The art of masquerade mask singing boi inherently describes the appearance of characters in a symbolic form, actors have to spend a lot of effort learning to know how to apply makeup, draw masks for themselves according to each role, each character type.
In order to sharply express the winding lines in the art of masked singing, the materials used must be made through an elaborate process.
For example, in order to get a black jar to paint eyebrows and eyes, artists have to create this powder themselves by burning an oil lamp, above the lamp there is an upside down tin can to catch the dust of the lamp.
Nowadays, on the market, there are many types of good quality cosmetics, so the problem of the ingredients used to disguise the actors’ masks is also richer.

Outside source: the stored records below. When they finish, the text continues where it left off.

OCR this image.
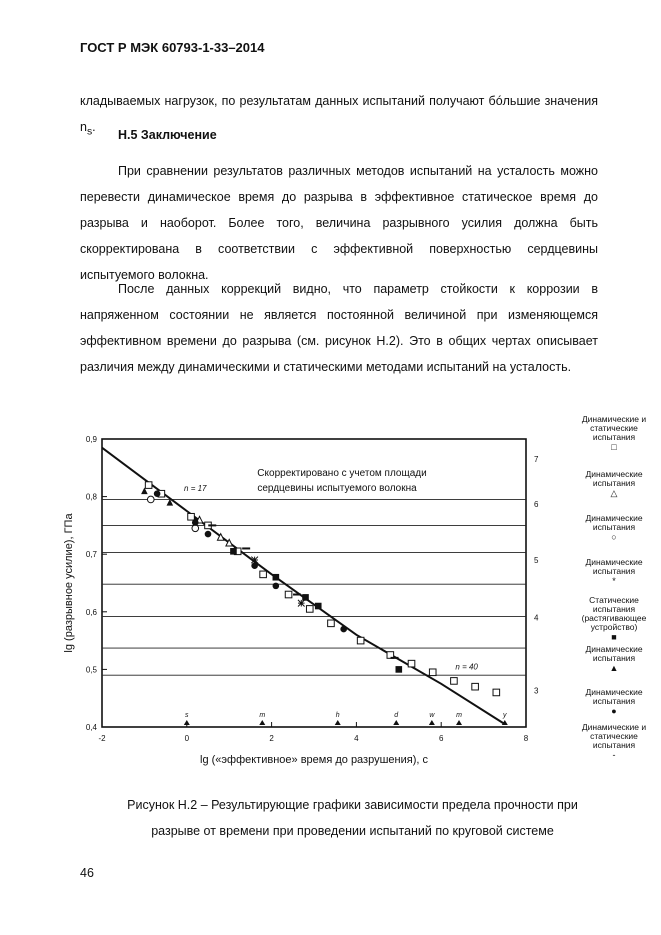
ГОСТ Р МЭК 60793-1-33–2014
кладываемых нагрузок, по результатам данных испытаний получают бóльшие значения $n_s$.
Н.5 Заключение
При сравнении результатов различных методов испытаний на усталость можно перевести динамическое время до разрыва в эффективное статическое время до разрыва и наоборот. Более того, величина разрывного усилия должна быть скорректирована в соответствии с эффективной поверхностью сердцевины испытуемого волокна.
После данных коррекций видно, что параметр стойкости к коррозии в напряженном состоянии не является постоянной величиной при изменяющемся эффективном времени до разрыва (см. рисунок Н.2). Это в общих чертах описывает различия между динамическими и статическими методами испытаний на усталость.
-2	0	2	4	6	8
0,4
0,5
0,6
0,7
0,8
0,9
3
4
5
6
7
lg («эффективное» время до разрушения), c
lg (разрывное усилие), ГПа
Скорректировано с учетом площади
сердцевины испытуемого волокна
n = 17
n = 40
s	m	h	d	w	m	y
Динамические и статические испытания
□
Динамические испытания
△
Динамические испытания
○
Динамические испытания
*
Статические испытания (растягивающее устройство)
■
Динамические испытания
▲
Динамические испытания
●
Динамические и статические испытания
-
Рисунок Н.2 – Результирующие графики зависимости предела прочности при
разрыве от времени при проведении испытаний по круговой системе
46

A little “secret” to understand and recognize the characters on the stage singing boi: the background of the face is vermilion, indicating the hero’s virginity; moldy white color is a deceitful, flatterer; the black color of a straightforward person, hot-tempered but upright and honest; pale gray is an old person; blue refers to cunning conspirators, demons…
Drawing circles around the eyes also have many different meanings: diagonal lenses are martial arts, children (children of the general’s family), and vertical lenses are martial generals. The face painted with many camouflages is a villain, a bandit, and a lover of religion.
On his forehead is drawn an eye that is a person with wisdom eye, seeing far and wide. Silky-bladed eyebrows are macho guests, short eyebrows are crooks, fiery eyebrows indicate hot-tempered people… Beards of 3 clusters, 5 constellations (black, silver) indicate gentle, calm, noble people.
Twisted blackbeard is a fierce, hot-tempered person. Cut beard (black, red) is a person with a sense of humor. Mouse whiskers indicate people who are quick, people who are snappy. Particularly, the continuous beard has 3 colors: black – flatterer, silver – heroic general, red – traitor general, love religion, witch.